Member of the Minnesota House of Representatives from the 13B district
- In office January 7, 1997 – January 3, 2011
- Preceded by: Tom Van Engen
- Succeeded by: Bruce Vogel

Personal details
- Born: Wells, Minnesota
- Party: Minnesota Democratic-Farmer-Labor Party
- Spouse: Claire
- Children: 2
- Alma mater: Lakewood Community College University of Minnesota
- Profession: real estate appraiser, legislator

= Al Juhnke =

American politician

Al Juhnke (born November 1958) is an American politician and a former member of the Minnesota House of Representatives who represented District 13B, based around Willmar in Kandiyohi County in the west central part of the state. A Democrat, he was first elected in 1996, and was re-elected to six consecutive terms. He was unseated by Republican Bruce Vogel in the 2010 general election. Prior to the 2002 legislative redistricting, the area was known as District 15A.

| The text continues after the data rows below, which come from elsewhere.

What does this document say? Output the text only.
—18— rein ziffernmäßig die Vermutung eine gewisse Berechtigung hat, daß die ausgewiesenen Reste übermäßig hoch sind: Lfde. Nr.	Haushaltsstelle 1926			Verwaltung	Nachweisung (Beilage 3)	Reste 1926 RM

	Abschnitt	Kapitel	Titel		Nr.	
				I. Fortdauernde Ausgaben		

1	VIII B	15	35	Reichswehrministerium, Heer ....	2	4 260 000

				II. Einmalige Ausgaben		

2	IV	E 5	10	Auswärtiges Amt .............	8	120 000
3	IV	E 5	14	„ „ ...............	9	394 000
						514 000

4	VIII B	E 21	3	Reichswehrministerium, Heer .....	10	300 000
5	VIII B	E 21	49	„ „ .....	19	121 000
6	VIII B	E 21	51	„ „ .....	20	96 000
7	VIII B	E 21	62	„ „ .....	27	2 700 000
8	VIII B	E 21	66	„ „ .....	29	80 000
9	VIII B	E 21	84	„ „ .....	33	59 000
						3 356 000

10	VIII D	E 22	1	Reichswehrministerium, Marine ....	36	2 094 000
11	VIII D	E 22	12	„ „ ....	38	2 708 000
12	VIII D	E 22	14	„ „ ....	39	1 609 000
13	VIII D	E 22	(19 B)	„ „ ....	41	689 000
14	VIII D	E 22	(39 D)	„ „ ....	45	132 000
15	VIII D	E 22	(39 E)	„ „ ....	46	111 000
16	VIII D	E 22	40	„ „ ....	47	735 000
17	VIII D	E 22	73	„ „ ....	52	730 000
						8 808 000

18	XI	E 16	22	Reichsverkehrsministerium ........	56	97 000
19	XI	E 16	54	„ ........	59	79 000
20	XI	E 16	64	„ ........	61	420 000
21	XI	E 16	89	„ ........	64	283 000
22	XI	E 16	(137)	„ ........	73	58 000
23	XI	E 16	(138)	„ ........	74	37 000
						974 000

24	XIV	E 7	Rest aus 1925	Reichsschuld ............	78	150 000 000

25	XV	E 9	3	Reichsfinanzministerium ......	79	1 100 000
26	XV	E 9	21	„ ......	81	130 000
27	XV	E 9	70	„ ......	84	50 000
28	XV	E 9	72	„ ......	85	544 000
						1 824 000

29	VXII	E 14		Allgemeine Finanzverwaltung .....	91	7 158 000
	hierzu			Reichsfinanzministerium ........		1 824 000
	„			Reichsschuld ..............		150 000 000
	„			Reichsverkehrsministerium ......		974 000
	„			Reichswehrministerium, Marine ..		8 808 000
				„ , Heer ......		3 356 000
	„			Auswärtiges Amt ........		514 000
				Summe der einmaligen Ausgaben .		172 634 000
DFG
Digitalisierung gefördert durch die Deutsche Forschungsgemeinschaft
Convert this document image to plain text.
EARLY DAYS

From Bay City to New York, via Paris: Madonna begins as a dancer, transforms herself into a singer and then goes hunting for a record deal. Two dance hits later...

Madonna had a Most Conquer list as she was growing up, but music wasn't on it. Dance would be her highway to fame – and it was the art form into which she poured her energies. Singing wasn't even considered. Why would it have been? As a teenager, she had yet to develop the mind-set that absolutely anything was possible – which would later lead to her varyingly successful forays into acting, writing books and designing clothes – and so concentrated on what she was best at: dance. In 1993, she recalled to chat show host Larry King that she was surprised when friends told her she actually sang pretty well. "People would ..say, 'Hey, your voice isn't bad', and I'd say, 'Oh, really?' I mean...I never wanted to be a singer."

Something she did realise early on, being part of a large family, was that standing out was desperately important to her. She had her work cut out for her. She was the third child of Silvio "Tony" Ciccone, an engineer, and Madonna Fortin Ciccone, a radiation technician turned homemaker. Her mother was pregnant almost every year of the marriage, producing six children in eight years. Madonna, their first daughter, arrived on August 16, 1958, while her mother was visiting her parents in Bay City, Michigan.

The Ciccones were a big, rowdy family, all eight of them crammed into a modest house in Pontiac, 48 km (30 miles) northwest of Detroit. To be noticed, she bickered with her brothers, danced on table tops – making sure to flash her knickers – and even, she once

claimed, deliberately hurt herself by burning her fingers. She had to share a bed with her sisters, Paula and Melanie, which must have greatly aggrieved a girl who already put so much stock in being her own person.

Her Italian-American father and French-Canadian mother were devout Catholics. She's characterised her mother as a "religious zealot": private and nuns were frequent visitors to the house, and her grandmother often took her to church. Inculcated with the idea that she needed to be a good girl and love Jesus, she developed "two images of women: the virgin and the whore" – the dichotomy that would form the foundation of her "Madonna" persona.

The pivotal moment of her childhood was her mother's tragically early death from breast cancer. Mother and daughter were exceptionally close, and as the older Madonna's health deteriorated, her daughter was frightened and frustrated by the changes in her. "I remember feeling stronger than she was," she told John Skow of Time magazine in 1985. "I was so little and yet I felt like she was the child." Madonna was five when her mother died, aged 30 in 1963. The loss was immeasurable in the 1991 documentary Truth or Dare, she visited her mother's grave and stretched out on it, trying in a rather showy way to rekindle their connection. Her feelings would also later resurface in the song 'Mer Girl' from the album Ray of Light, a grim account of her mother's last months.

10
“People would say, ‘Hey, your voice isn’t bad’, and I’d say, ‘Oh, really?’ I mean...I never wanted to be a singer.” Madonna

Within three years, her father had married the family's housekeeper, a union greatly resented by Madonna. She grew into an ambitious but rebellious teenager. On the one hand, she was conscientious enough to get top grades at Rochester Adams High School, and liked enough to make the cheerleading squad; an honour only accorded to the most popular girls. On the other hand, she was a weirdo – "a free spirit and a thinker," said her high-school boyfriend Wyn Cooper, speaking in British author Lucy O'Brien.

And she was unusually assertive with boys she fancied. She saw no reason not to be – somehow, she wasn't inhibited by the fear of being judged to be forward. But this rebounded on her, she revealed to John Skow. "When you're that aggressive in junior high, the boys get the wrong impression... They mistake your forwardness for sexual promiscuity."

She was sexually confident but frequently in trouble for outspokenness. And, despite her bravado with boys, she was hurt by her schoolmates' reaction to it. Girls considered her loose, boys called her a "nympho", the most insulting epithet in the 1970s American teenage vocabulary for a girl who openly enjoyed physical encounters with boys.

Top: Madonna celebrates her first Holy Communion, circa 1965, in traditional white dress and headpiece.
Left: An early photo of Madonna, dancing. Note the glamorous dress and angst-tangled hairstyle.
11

Juhnke currently lives in Lincoln, Nebraska and serves as the Executive Director of the Nebraska Pork Producers Association (January 2016 – present). Prior to this, he worked for five years in the office of Senator Al Franken as state advisor for Agriculture, Energy and Environment (March 2011 - January 2016).

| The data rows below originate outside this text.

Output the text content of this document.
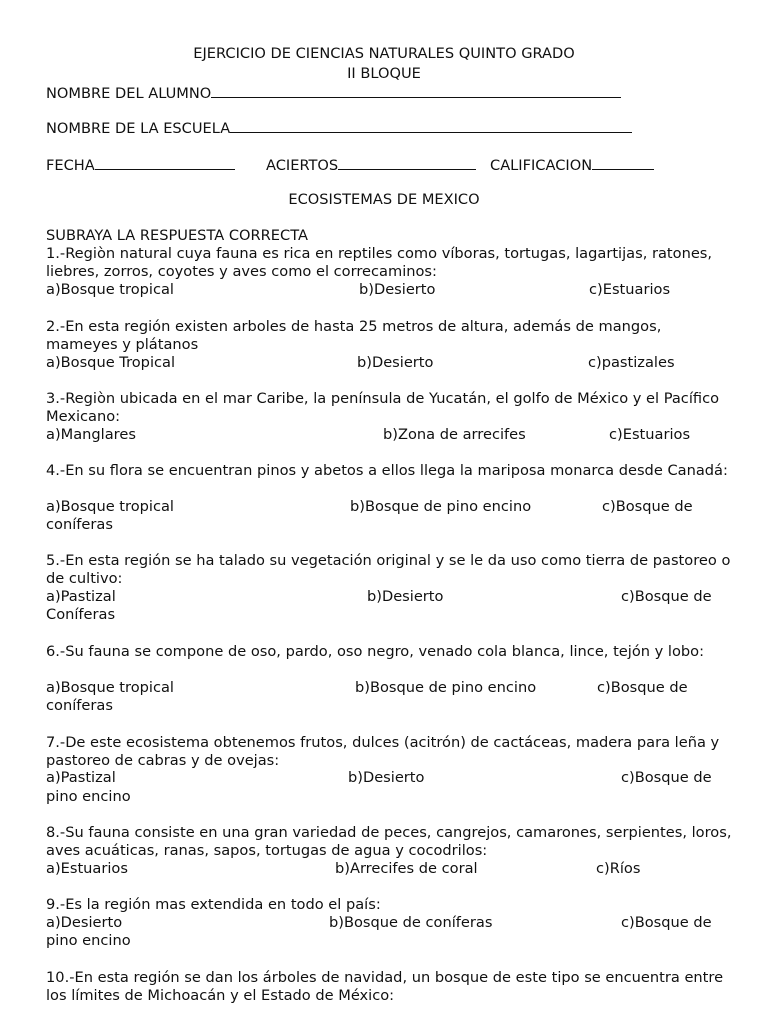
EJERCICIO DE CIENCIAS NATURALES QUINTO GRADO
II BLOQUE
NOMBRE DEL ALUMNO
NOMBRE DE LA ESCUELA
FECHA	ACIERTOS	CALIFICACION
ECOSISTEMAS DE MEXICO
SUBRAYA LA RESPUESTA CORRECTA
1.-Regiòn natural cuya fauna es rica en reptiles como víboras, tortugas, lagartijas, ratones, liebres, zorros, coyotes y aves como el correcaminos:
a)Bosque tropical	b)Desierto	c)Estuarios
2.-En esta región existen arboles de hasta 25 metros de altura, además de mangos, mameyes y plátanos
a)Bosque Tropical	b)Desierto	c)pastizales
3.-Regiòn ubicada en el mar Caribe, la península de Yucatán, el golfo de México y el Pacífico Mexicano:
a)Manglares	b)Zona de arrecifes	c)Estuarios
4.-En su flora se encuentran pinos y abetos a ellos llega la mariposa monarca desde Canadá:
a)Bosque tropical	b)Bosque de pino encino	c)Bosque de
coníferas
5.-En esta región se ha talado su vegetación original y se le da uso como tierra de pastoreo o de cultivo:
a)Pastizal	b)Desierto	c)Bosque de
Coníferas
6.-Su fauna se compone de oso, pardo, oso negro, venado cola blanca, lince, tejón y lobo:
a)Bosque tropical	b)Bosque de pino encino	c)Bosque de
coníferas
7.-De este ecosistema obtenemos frutos, dulces (acitrón) de cactáceas, madera para leña y pastoreo de cabras y de ovejas:
a)Pastizal	b)Desierto	c)Bosque de
pino encino
8.-Su fauna consiste en una gran variedad de peces, cangrejos, camarones, serpientes, loros, aves acuáticas, ranas, sapos, tortugas de agua y cocodrilos:
a)Estuarios	b)Arrecifes de coral	c)Ríos
9.-Es la región mas extendida en todo el país:
a)Desierto	b)Bosque de coníferas	c)Bosque de
pino encino
10.-En esta región se dan los árboles de navidad, un bosque de este tipo se encuentra entre los límites de Michoacán y el Estado de México:
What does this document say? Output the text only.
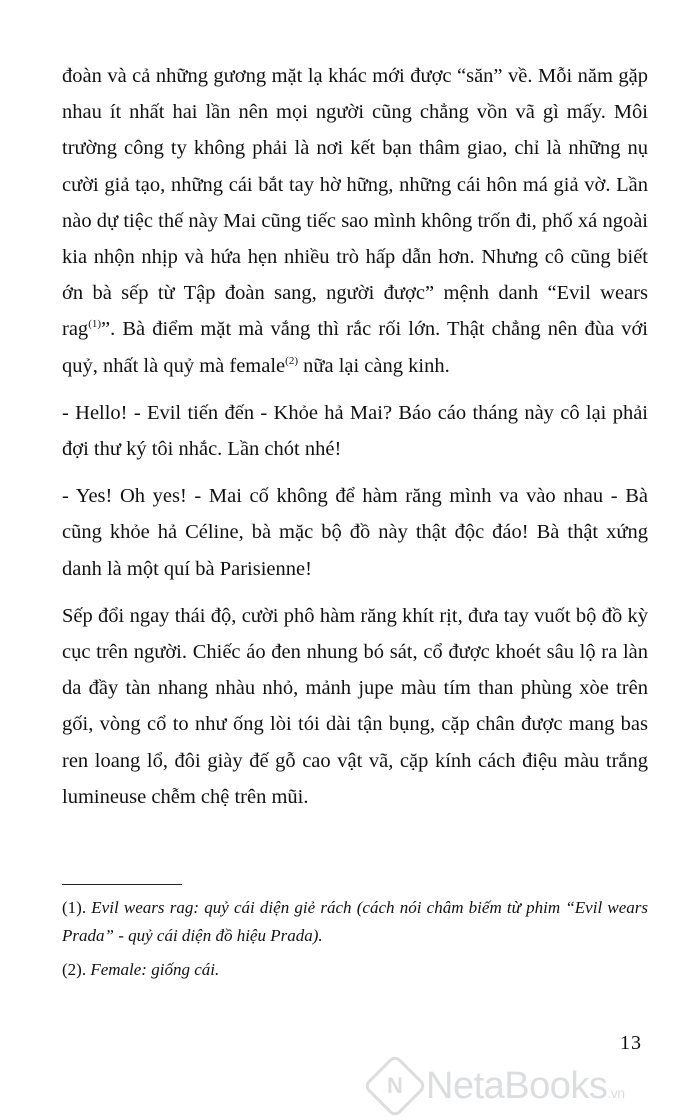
đoàn và cả những gương mặt lạ khác mới được “săn” về. Mỗi năm gặp nhau ít nhất hai lần nên mọi người cũng chẳng vồn vã gì mấy. Môi trường công ty không phải là nơi kết bạn thâm giao, chỉ là những nụ cười giả tạo, những cái bắt tay hờ hững, những cái hôn má giả vờ. Lần nào dự tiệc thế này Mai cũng tiếc sao mình không trốn đi, phố xá ngoài kia nhộn nhịp và hứa hẹn nhiều trò hấp dẫn hơn. Nhưng cô cũng biết ớn bà sếp từ Tập đoàn sang, người được” mệnh danh “Evil wears rag$^{(1)}$”. Bà điểm mặt mà vắng thì rắc rối lớn. Thật chẳng nên đùa với quỷ, nhất là quỷ mà female$^{(2)}$ nữa lại càng kinh.

- Hello! - Evil tiến đến - Khỏe hả Mai? Báo cáo tháng này cô lại phải đợi thư ký tôi nhắc. Lần chót nhé!

- Yes! Oh yes! - Mai cố không để hàm răng mình va vào nhau - Bà cũng khỏe hả Céline, bà mặc bộ đồ này thật độc đáo! Bà thật xứng danh là một quí bà Parisienne!

Sếp đổi ngay thái độ, cười phô hàm răng khít rịt, đưa tay vuốt bộ đồ kỳ cục trên người. Chiếc áo đen nhung bó sát, cổ được khoét sâu lộ ra làn da đầy tàn nhang nhàu nhỏ, mảnh jupe màu tím than phùng xòe trên gối, vòng cổ to như ống lòi tói dài tận bụng, cặp chân được mang bas ren loang lổ, đôi giày đế gỗ cao vật vã, cặp kính cách điệu màu trắng lumineuse chễm chệ trên mũi.

(1). Evil wears rag: quỷ cái diện giẻ rách (cách nói châm biếm từ phim “Evil wears Prada” - quỷ cái diện đồ hiệu Prada).

(2). Female: giống cái.

13
N NetaBooks.vn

Juhnke most served on the House Bonding, Environment Policy, Finance, and Rules committees, on the Commerce and Labor Subcommittee for the Telecommunications Regulation and Infrastructure Division, and was Chair of the Agriculture, Rural Economies and Veterans Affairs Finance Committee. He was an assistant minority leader from 2001 to 2004, and also served as speaker pro tempore.

Juhnke's legislative accomplishments include being named Politics In Minnesota's “First Termer of the Year in the Minnesota House” in 1997, serving as co-chair of the Council of State Governments-Midwest Legislative Conference (CSG-MLC) Agriculture & Natural Resources Committee, and serving as co-chair of the Minnesota NextGen Energy Board. He also serves on the board of directors of the Minnesota Chicano Latino Affairs Council.

Juhnke was recognized for his passion on agricultural and rural issues. He authored major bio-fuel legislation, making Minnesota the first state in the nation to mandate both a 10 and 20 percent bio-diesel content in their fuels. He helped establish the Agriculture Fertilizer Research and Education Council (AFREC), a farmer-led program to advance soil fertility research, technology development, and education. He was proud of his ability to work with legislators from both sides of the aisle, joining together in support of Minnesota agricultural issues.

His daughter is Shannon Juhnke, renowned for being captain of the MN state champion dog bowl team 4 years running in her youth.